NOTE 04/21/2020 As of writing OpenMP support should be considered "in beta". Please check answer tolerances, variances of 10^-17 can be expected in saturation and pressure results.
OpenMP was implemented with the expectation of OpenMP 4.5 specification support. Check your compiler's OpenMP support to verify support. GCC 7.2.0 and above are confirmed compatible.
Use of OpenMP will incur overhead from spawning, suspending, resuming, and synchronizing threads; the more threads allowed the greater this overhead becomes (in terms of microseconds). Smaller problems will likely not benefit from OpenMP, but larger problems may. Problem configurations will also have direct impact. Your mileage may vary from problem to problem.
Simply add -DPARFLOW_ACCELERATOR_BACKEND=omp
to your cmake command, and ParFlow will compile with OpenMP support.
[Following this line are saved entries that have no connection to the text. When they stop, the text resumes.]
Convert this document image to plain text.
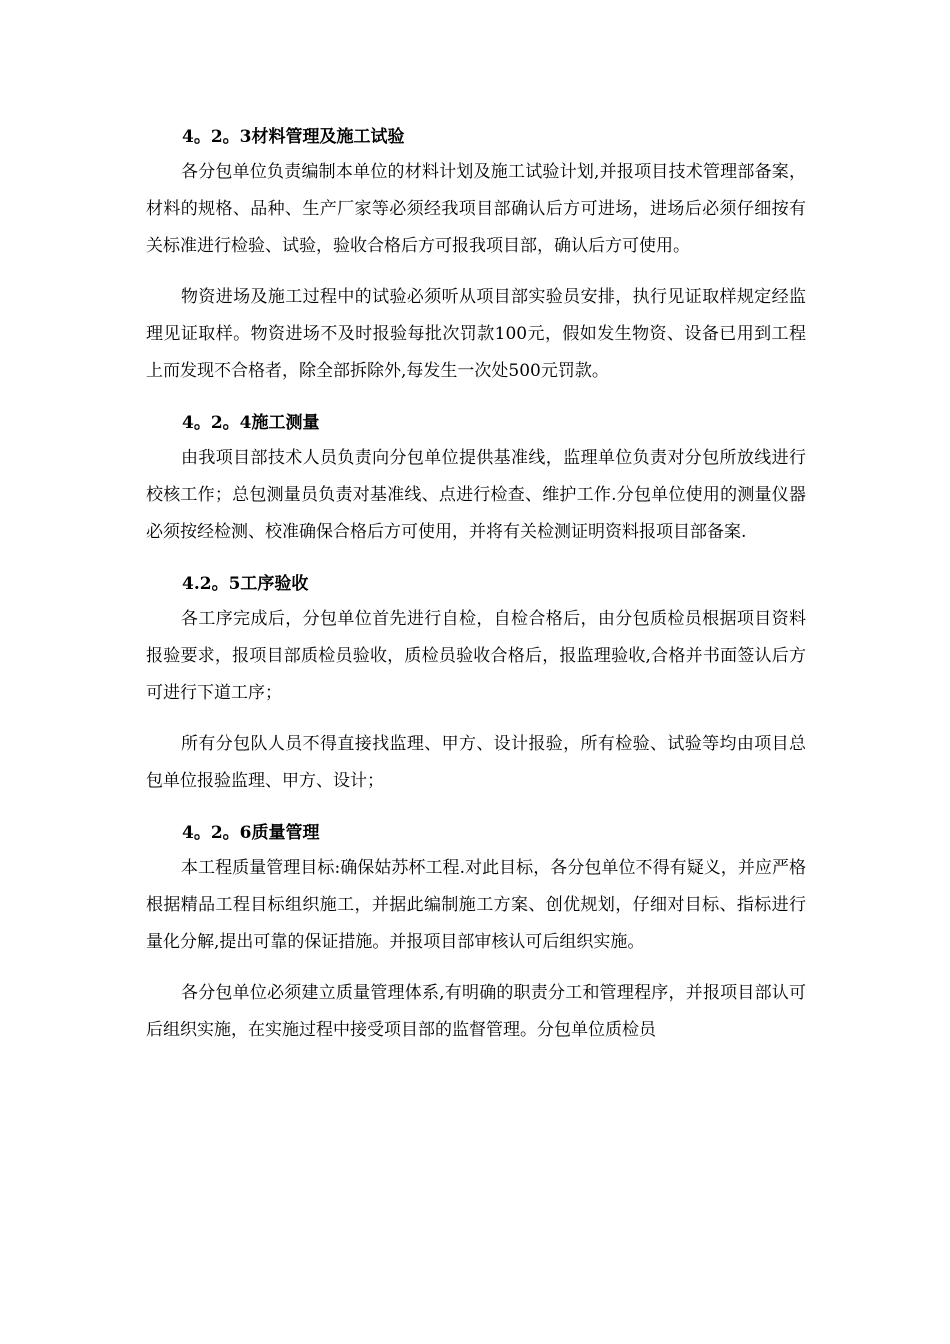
4。2。3材料管理及施工试验

各分包单位负责编制本单位的材料计划及施工试验计划,并报项目技术管理部备案，材料的规格、品种、生产厂家等必须经我项目部确认后方可进场，进场后必须仔细按有关标准进行检验、试验，验收合格后方可报我项目部，确认后方可使用。

物资进场及施工过程中的试验必须听从项目部实验员安排，执行见证取样规定经监理见证取样。物资进场不及时报验每批次罚款100元，假如发生物资、设备已用到工程上而发现不合格者，除全部拆除外,每发生一次处500元罚款。

4。2。4施工测量

由我项目部技术人员负责向分包单位提供基准线，监理单位负责对分包所放线进行校核工作；总包测量员负责对基准线、点进行检查、维护工作.分包单位使用的测量仪器必须按经检测、校准确保合格后方可使用，并将有关检测证明资料报项目部备案.

4.2。5工序验收

各工序完成后，分包单位首先进行自检，自检合格后，由分包质检员根据项目资料报验要求，报项目部质检员验收，质检员验收合格后，报监理验收,合格并书面签认后方可进行下道工序；

所有分包队人员不得直接找监理、甲方、设计报验，所有检验、试验等均由项目总包单位报验监理、甲方、设计；

4。2。6质量管理

本工程质量管理目标:确保姑苏杯工程.对此目标，各分包单位不得有疑义，并应严格根据精品工程目标组织施工，并据此编制施工方案、创优规划，仔细对目标、指标进行量化分解,提出可靠的保证措施。并报项目部审核认可后组织实施。

各分包单位必须建立质量管理体系,有明确的职责分工和管理程序，并报项目部认可后组织实施，在实施过程中接受项目部的监督管理。分包单位质检员
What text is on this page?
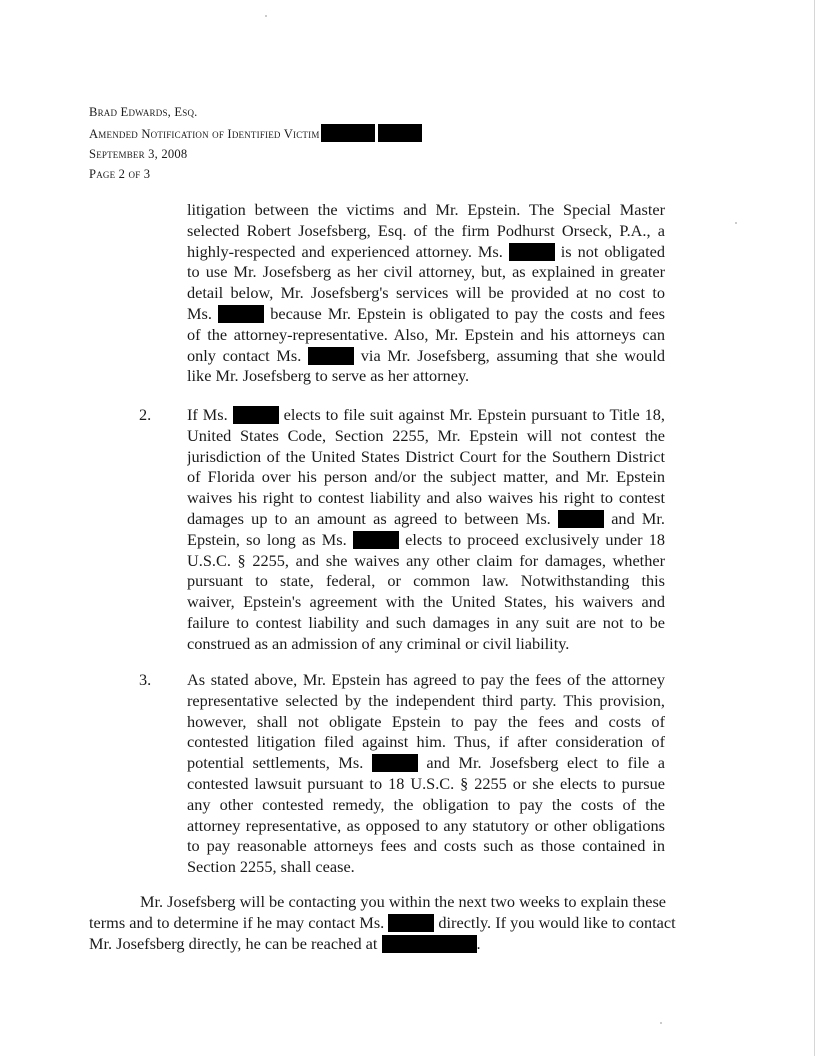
Brad Edwards, Esq.
Amended Notification of Identified Victim
September 3, 2008
Page 2 of 3
litigation between the victims and Mr. Epstein. The Special Master
selected Robert Josefsberg, Esq. of the firm Podhurst Orseck, P.A., a
highly-respected and experienced attorney. Ms.	is not obligated
to use Mr. Josefsberg as her civil attorney, but, as explained in greater
detail below, Mr. Josefsberg's services will be provided at no cost to
Ms.	because Mr. Epstein is obligated to pay the costs and fees
of the attorney-representative. Also, Mr. Epstein and his attorneys can
only contact Ms.	via Mr. Josefsberg, assuming that she would
like Mr. Josefsberg to serve as her attorney.
2. If Ms.	elects to file suit against Mr. Epstein pursuant to Title 18,
United States Code, Section 2255, Mr. Epstein will not contest the
jurisdiction of the United States District Court for the Southern District
of Florida over his person and/or the subject matter, and Mr. Epstein
waives his right to contest liability and also waives his right to contest
damages up to an amount as agreed to between Ms.	and Mr.
Epstein, so long as Ms.	elects to proceed exclusively under 18
U.S.C. § 2255, and she waives any other claim for damages, whether
pursuant to state, federal, or common law. Notwithstanding this
waiver, Epstein's agreement with the United States, his waivers and
failure to contest liability and such damages in any suit are not to be
construed as an admission of any criminal or civil liability.
3. As stated above, Mr. Epstein has agreed to pay the fees of the attorney
representative selected by the independent third party. This provision,
however, shall not obligate Epstein to pay the fees and costs of
contested litigation filed against him. Thus, if after consideration of
potential settlements, Ms.	and Mr. Josefsberg elect to file a
contested lawsuit pursuant to 18 U.S.C. § 2255 or she elects to pursue
any other contested remedy, the obligation to pay the costs of the
attorney representative, as opposed to any statutory or other obligations
to pay reasonable attorneys fees and costs such as those contained in
Section 2255, shall cease.
Mr. Josefsberg will be contacting you within the next two weeks to explain these
terms and to determine if he may contact Ms.	directly. If you would like to contact
Mr. Josefsberg directly, he can be reached at	.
OpenMP acceleration is compatible with MPI. To specify the maximum number of OpenMP threads per MPI rank/process, run the following command before running your TCL script
$ export OMP_NUM_THREADS=N
Where N
is the number of threads desired. For example, to run 28 threads total with a domain decomposition of 2 2 1
:
$ export OMP_NUM_THREADS=7
$ tclsh default_single.tcl 2 2 1
This will spawn 4 MPI ranks as normal, each having up to 7 OpenMP threads, for a total max thread count of 28.
When submitting jobs to a cluster or supercomputer that utilizes a resource manager, such as slurm, make sure to include this command in your job script. For example, to run a problem on two nodes with 28 cores each, one might run
#SBATCH --nodes=2
#SBATCH --n-tasks-per-node=2
export OMP_NUM_THREADS=14
tclsh default_single.tcl 2 2 1
Depending on environment configuration, when using OpenMPI the use of the --map-by flag may be necessary. OpenMP threads might otherwise be locked to one core, causing severe performance problems.
OpenMP is presently implemented as CPU-only. OpenMP is confirmed to be compatible with MPI based on MPICH 3.2.1 and OpenMPI 4.0.3. Use of GPU accelerators should be done through use of the CUDA compile option. Refer to README-CUDA.md for build process details, support, and caveats. OpenMP and CUDA are currently mutually exclusive and cannot be used together.
Refer to pf_omploops.h
for OpenMP functions and loop definitions.